By Julie Holdaway
Doing something – physically making a difference – is one of the first steps to building community.
At a holiday party last week, I was invited by the Merage Jewish Community Center’s volunteer group, JCC Cares, to “Be a Hero,” and swab a cheek for the national donor marrow registry.
How brilliant to take just a few minutes at a party to give me a present, the opportunity to make a difference.
"Community" used to be simply defined by geography or heritage. Modern factors, including technology, have broadened this perspective. In the nonprofit world, we are seeing communities develop around the opportunity to simply get involved and do something.

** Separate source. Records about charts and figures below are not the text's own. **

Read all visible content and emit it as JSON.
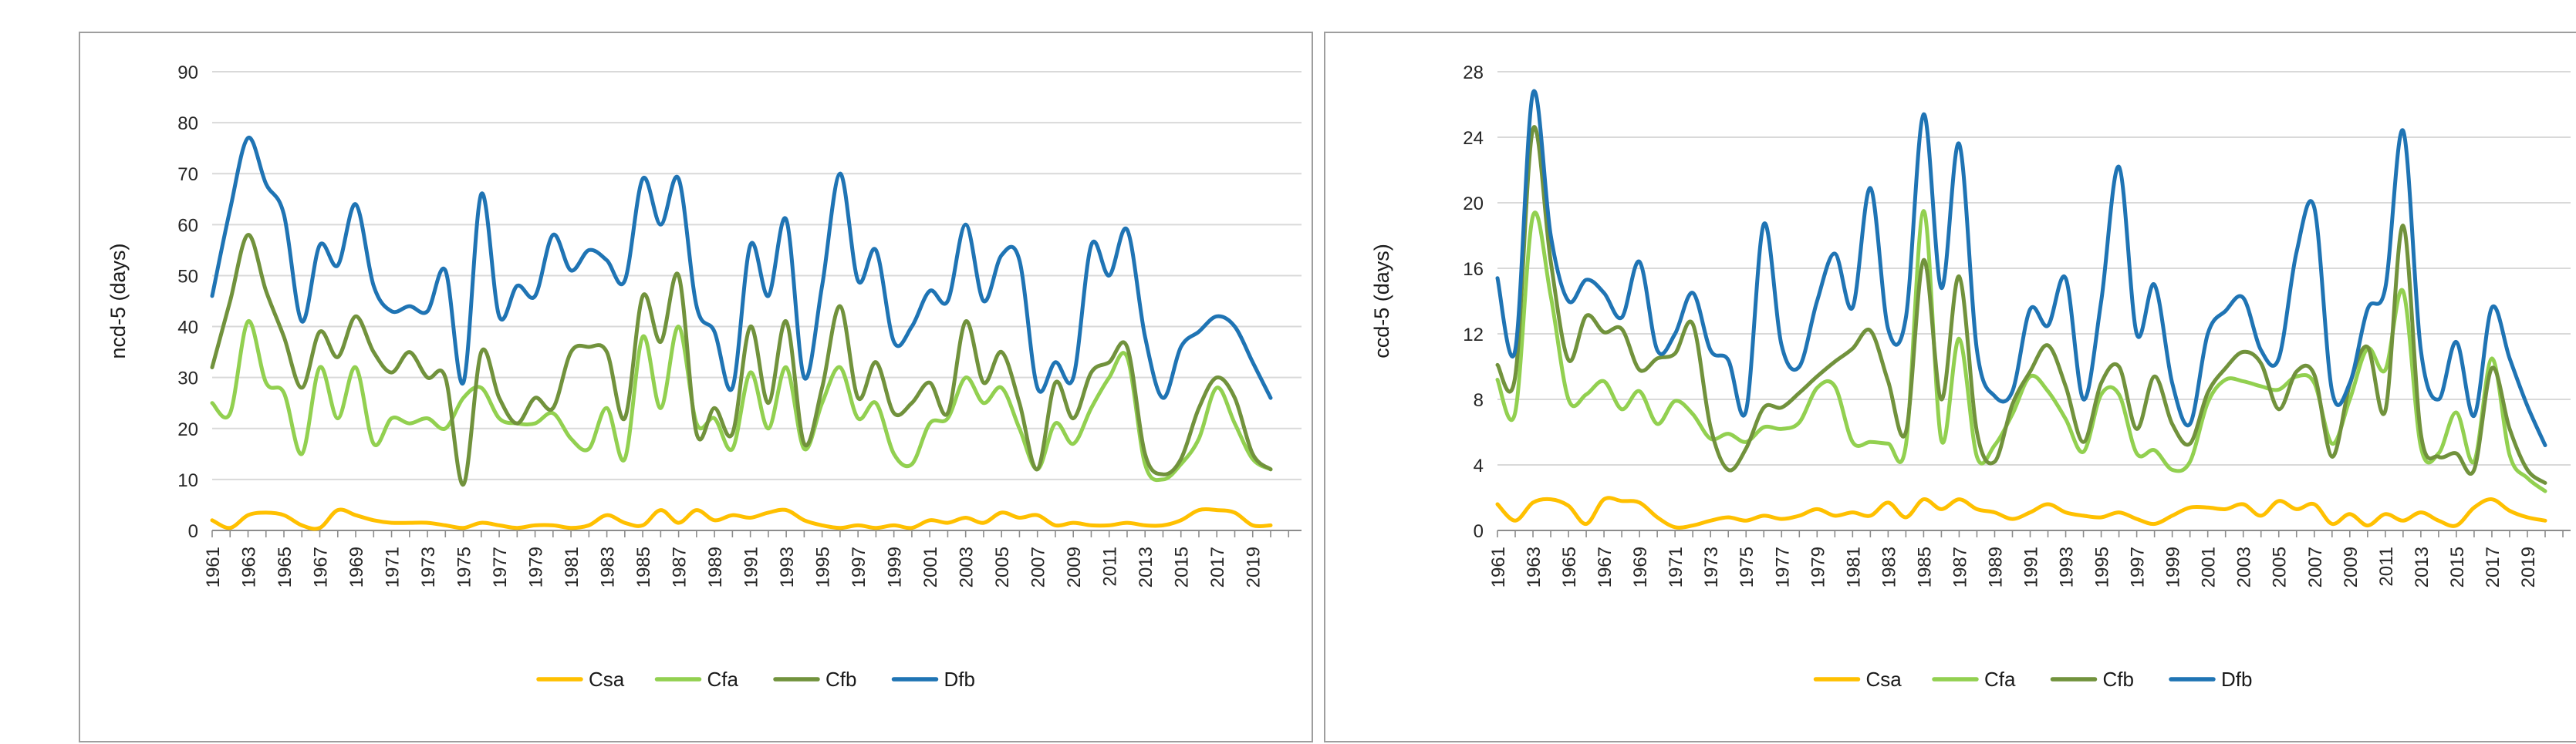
{
  "chart_data": [
    {
      "type": "line",
      "panel_id": "panel-ncd5",
      "title": "",
      "xlabel": "",
      "y_title": "ncd-5 (days)",
      "ylim": [
        0,
        90
      ],
      "y_ticks": [
        90,
        80,
        70,
        60,
        50,
        40,
        30,
        20,
        10,
        0
      ],
      "grid": "horizontal",
      "legend_position": "bottom",
      "years_start": 1961,
      "years_end": 2020,
      "x_tick_labels": [
        "1961",
        "1963",
        "1965",
        "1967",
        "1969",
        "1971",
        "1973",
        "1975",
        "1977",
        "1979",
        "1981",
        "1983",
        "1985",
        "1987",
        "1989",
        "1991",
        "1993",
        "1995",
        "1997",
        "1999",
        "2001",
        "2003",
        "2005",
        "2007",
        "2009",
        "2011",
        "2013",
        "2015",
        "2017",
        "2019"
      ],
      "series": [
        {
          "name": "Csa",
          "color": "#FFC000",
          "values": [
            2,
            0.5,
            3,
            3.5,
            3,
            1,
            0.5,
            4,
            3,
            2,
            1.5,
            1.5,
            1.5,
            1,
            0.5,
            1.5,
            1,
            0.5,
            1,
            1,
            0.5,
            1,
            3,
            1.5,
            1,
            4,
            1.5,
            4,
            2,
            3,
            2.5,
            3.5,
            4,
            2,
            1,
            0.5,
            1,
            0.5,
            1,
            0.5,
            2,
            1.5,
            2.5,
            1.5,
            3.5,
            2.5,
            3,
            1,
            1.5,
            1,
            1,
            1.5,
            1,
            1,
            2,
            4,
            4,
            3.5,
            1,
            1
          ]
        },
        {
          "name": "Cfa",
          "color": "#92D050",
          "values": [
            25,
            23,
            41,
            29,
            27,
            15,
            32,
            22,
            32,
            17,
            22,
            21,
            22,
            20,
            26,
            28,
            22,
            21,
            21,
            23,
            18,
            16,
            24,
            14,
            38,
            24,
            40,
            21,
            22,
            16,
            31,
            20,
            32,
            16,
            25,
            32,
            22,
            25,
            15,
            13,
            21,
            22,
            30,
            25,
            28,
            20,
            12,
            21,
            17,
            24,
            30,
            34,
            13,
            10,
            13,
            18,
            28,
            21,
            14,
            12
          ]
        },
        {
          "name": "Cfb",
          "color": "#71923C",
          "values": [
            32,
            45,
            58,
            47,
            38,
            28,
            39,
            34,
            42,
            35,
            31,
            35,
            30,
            30,
            9,
            35,
            26,
            21,
            26,
            24,
            35,
            36,
            35,
            22,
            46,
            37,
            50,
            19,
            24,
            19,
            40,
            25,
            41,
            17,
            28,
            44,
            26,
            33,
            23,
            25,
            29,
            23,
            41,
            29,
            35,
            25,
            12,
            29,
            22,
            31,
            33,
            36,
            15,
            11,
            14,
            24,
            30,
            26,
            15,
            12
          ]
        },
        {
          "name": "Dfb",
          "color": "#1F74B4",
          "values": [
            46,
            63,
            77,
            68,
            62,
            41,
            56,
            52,
            64,
            48,
            43,
            44,
            43,
            51,
            29,
            66,
            42,
            48,
            46,
            58,
            51,
            55,
            53,
            49,
            69,
            60,
            69,
            44,
            39,
            28,
            56,
            46,
            61,
            30,
            48,
            70,
            49,
            55,
            37,
            40,
            47,
            45,
            60,
            45,
            54,
            53,
            28,
            33,
            30,
            56,
            50,
            59,
            38,
            26,
            36,
            39,
            42,
            40,
            33,
            26
          ]
        }
      ]
    },
    {
      "type": "line",
      "panel_id": "panel-ccd5",
      "title": "",
      "xlabel": "",
      "y_title": "ccd-5 (days)",
      "ylim": [
        0,
        28
      ],
      "y_ticks": [
        28,
        24,
        20,
        16,
        12,
        8,
        4,
        0
      ],
      "grid": "horizontal",
      "legend_position": "bottom",
      "years_start": 1961,
      "years_end": 2020,
      "x_tick_labels": [
        "1961",
        "1963",
        "1965",
        "1967",
        "1969",
        "1971",
        "1973",
        "1975",
        "1977",
        "1979",
        "1981",
        "1983",
        "1985",
        "1987",
        "1989",
        "1991",
        "1993",
        "1995",
        "1997",
        "1999",
        "2001",
        "2003",
        "2005",
        "2007",
        "2009",
        "2011",
        "2013",
        "2015",
        "2017",
        "2019"
      ],
      "series": [
        {
          "name": "Csa",
          "color": "#FFC000",
          "values": [
            1.6,
            0.6,
            1.7,
            1.9,
            1.5,
            0.4,
            1.9,
            1.8,
            1.7,
            0.8,
            0.2,
            0.3,
            0.6,
            0.8,
            0.6,
            0.9,
            0.7,
            0.9,
            1.3,
            0.9,
            1.1,
            0.9,
            1.7,
            0.8,
            1.9,
            1.3,
            1.9,
            1.3,
            1.1,
            0.7,
            1.1,
            1.6,
            1.1,
            0.9,
            0.8,
            1.1,
            0.7,
            0.4,
            0.9,
            1.4,
            1.4,
            1.3,
            1.6,
            0.9,
            1.8,
            1.3,
            1.6,
            0.4,
            1,
            0.3,
            1,
            0.6,
            1.1,
            0.6,
            0.3,
            1.4,
            1.9,
            1.2,
            0.8,
            0.6
          ]
        },
        {
          "name": "Cfa",
          "color": "#92D050",
          "values": [
            9.2,
            7.2,
            19.2,
            14.3,
            8,
            8.3,
            9.1,
            7.4,
            8.5,
            6.5,
            7.9,
            7.1,
            5.6,
            5.9,
            5.4,
            6.3,
            6.2,
            6.6,
            8.7,
            8.8,
            5.4,
            5.4,
            5.3,
            5.2,
            19.5,
            5.5,
            11.7,
            4.5,
            5.2,
            7.1,
            9.4,
            8.5,
            6.8,
            4.8,
            8.3,
            8.3,
            4.7,
            4.9,
            3.7,
            4.2,
            7.8,
            9.2,
            9.1,
            8.8,
            8.6,
            9.4,
            9,
            5.3,
            8,
            11.1,
            9.8,
            14.6,
            5.1,
            4.7,
            7.2,
            4.2,
            10.5,
            4.6,
            3.2,
            2.4
          ]
        },
        {
          "name": "Cfb",
          "color": "#71923C",
          "values": [
            10.1,
            9.4,
            24.5,
            16.4,
            10.4,
            13.1,
            12.1,
            12.3,
            9.8,
            10.5,
            10.8,
            12.6,
            6.3,
            3.7,
            5,
            7.5,
            7.5,
            8.4,
            9.4,
            10.3,
            11.1,
            12.2,
            9.1,
            6,
            16.5,
            8,
            15.5,
            6,
            4.2,
            7.7,
            9.7,
            11.3,
            8.8,
            5.4,
            9,
            10,
            6.2,
            9.4,
            6.5,
            5.3,
            8.4,
            9.9,
            10.9,
            10.2,
            7.4,
            9.7,
            9.5,
            4.5,
            8.9,
            11.2,
            7.3,
            18.6,
            5.9,
            4.5,
            4.7,
            3.7,
            9.9,
            6.2,
            3.7,
            2.9
          ]
        },
        {
          "name": "Dfb",
          "color": "#1F74B4",
          "values": [
            15.4,
            11,
            26.7,
            18,
            14,
            15.3,
            14.5,
            13,
            16.4,
            11,
            12,
            14.5,
            11,
            10.4,
            7.3,
            18.7,
            11.3,
            10,
            14,
            16.9,
            13.6,
            20.9,
            12.3,
            13,
            25.4,
            14.8,
            23.6,
            11,
            8.2,
            8.5,
            13.5,
            12.5,
            15.4,
            8,
            14,
            22.2,
            12,
            15,
            9,
            6.5,
            12,
            13.4,
            14.2,
            11,
            10.5,
            17,
            19.7,
            8.5,
            9,
            13.5,
            14.8,
            24.4,
            11,
            8,
            11.5,
            7,
            13.6,
            10.5,
            7.6,
            5.2
          ]
        }
      ]
    }
  ],
  "style": {
    "gridline_color": "#D9D9D9",
    "axis_color": "#8C8C8C",
    "label_color": "#262626",
    "panel_border_color": "#9E9E9E",
    "background": "#FFFFFF"
  }
}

For nonprofits, the opportunity to be hands-on significantly increases impact — in donations, outreach and advocacy. Participation has been a driving force behind top nonprofits such as Habitat for Humanity, Race for the Cure and up-and-comers like Change.org and Dosomething.org.
For two years, OC-based McKenna Claire Foundation has used lemonade stands to build community. Kids from Huntington Beach to the Hamptons to Hawaii, gather their friends and build lemonade stands. In addition to collecting a few dollars, the kids’ efforts to increase awareness of pediatric brain cancer research is invaluable.
Likewise, Rabbis David Young and Stephen Einstein of Congregation B’nai Tzedek in Fountain Valley joined a team of 36 rabbis around the country in an effort to “Shave for the Brave” supporting St. Baldrick’s Foundation and the fight against cancer.
According to organizer Rabbi Rebecca Schorr, the effort is simply “an attempt to do something… to make certain that no parent will have to tell his or her child that there is no more hope.” Imagine the number of times each rabbi will explain his (or her) bald head. The advocacy and support in the act of 36 passionate volunteers is awe-inspiring.
These contemporary traditions are examples of ‘community’ as it exists in the 21st century. They are defined not by place or even by shared interests, but rather by shared action.